Liubou Kaspiarovich, one other Tut.by journalist who spent 15 days in jail final month for overlaying a trial associated to protests, mentioned she and 14 others in her two-bed cell needed to sleep on the concrete ground that was nonetheless moist with chlorine bleach.
“They were waking us up several times during the night, ordering us to report the criminal law articles we were charged with and each morning they poured a bucketful of chlorine on the floor,” Kaspiarovich instructed the AP. “And they put a homeless woman who had lice in our cell.”
Vitold Ashurok, who was among the many first to attract consideration to harsh situations and yellow tags for political prisoners, died inside a jail in Shklov, the place he was serving a five-year sentence for collaborating in protests. The authorities mentioned Ashurok, 50, died of a coronary heart assault May 21, though his dying certificates didn’t record a explanation for dying.
When family got his physique, which bore bruises and a bandage on his head, authorities additionally launched a video wherein a person presupposed to be Ashurok was seen greedy his head and collapsing earlier than officers enter. The opposition mentioned the video was doctored.
Viasna’s Stefanovich questioned the official model of Ashurok’s dying.
“An absolutely healthy person suddenly dies in custody … and they don’t name the cause of death and (then) hand over his body with bandages,” he mentioned. “What are people supposed to think?”
His dying introduced an outpouring of anger.
“He died in the struggle for freedom and a brighter future for Belarus,” US Ambassador Julie Fisher mentioned on Twitter, including that Ashurok’s “wrongful imprisonment and senseless death demand accountability.”
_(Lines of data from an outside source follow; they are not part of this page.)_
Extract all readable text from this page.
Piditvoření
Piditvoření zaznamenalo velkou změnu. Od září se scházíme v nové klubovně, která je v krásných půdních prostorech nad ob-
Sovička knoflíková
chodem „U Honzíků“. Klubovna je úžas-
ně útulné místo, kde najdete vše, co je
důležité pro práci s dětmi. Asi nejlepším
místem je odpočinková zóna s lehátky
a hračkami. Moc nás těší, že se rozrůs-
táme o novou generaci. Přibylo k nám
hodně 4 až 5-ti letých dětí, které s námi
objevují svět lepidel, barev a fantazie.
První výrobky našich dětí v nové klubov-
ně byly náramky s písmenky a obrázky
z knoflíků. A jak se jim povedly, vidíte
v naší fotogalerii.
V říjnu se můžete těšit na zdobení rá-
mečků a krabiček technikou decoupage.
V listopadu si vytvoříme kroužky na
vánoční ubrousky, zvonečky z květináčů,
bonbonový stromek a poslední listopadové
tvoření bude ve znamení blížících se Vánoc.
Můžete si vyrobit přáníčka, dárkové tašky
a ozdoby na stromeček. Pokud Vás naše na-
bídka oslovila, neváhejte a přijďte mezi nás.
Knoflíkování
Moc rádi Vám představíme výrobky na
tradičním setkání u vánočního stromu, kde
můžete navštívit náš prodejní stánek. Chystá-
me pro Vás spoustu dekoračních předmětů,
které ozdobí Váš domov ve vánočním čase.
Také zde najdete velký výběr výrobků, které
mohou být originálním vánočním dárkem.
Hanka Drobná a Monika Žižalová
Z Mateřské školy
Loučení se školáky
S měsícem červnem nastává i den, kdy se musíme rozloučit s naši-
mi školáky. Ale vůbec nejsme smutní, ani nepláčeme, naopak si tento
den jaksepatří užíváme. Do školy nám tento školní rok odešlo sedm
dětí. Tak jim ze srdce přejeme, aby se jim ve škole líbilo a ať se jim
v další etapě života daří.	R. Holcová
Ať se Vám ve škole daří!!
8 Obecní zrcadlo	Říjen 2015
Another prisoner tried to slit his throat with a pen in court docket Tuesday after authorities threatened his household with legal prices. Stsiapan Latypau, 41, was hospitalized and put in a medically induced coma afterward.
German Foreign Ministry expressed shock and anger over the incident. Ministry spokeswoman Maria Adebahr mentioned it “symbolizes the hopelessness that Lukashenko brings upon his citizens with his repression and also the brutal violence that is obviously being used there.”
Human rights activists and family of these being held have urged the United Nations and the International Committee of the Red Cross to go to Belarusian prisons to examine situations for political prisoners.
“They are cranking up repressions and there is no way to find out the truth about what’s going on behind the walls of the Belarusian prisons that have inherited the worst Soviet traditions,” mentioned Viasna’s Stefanovich.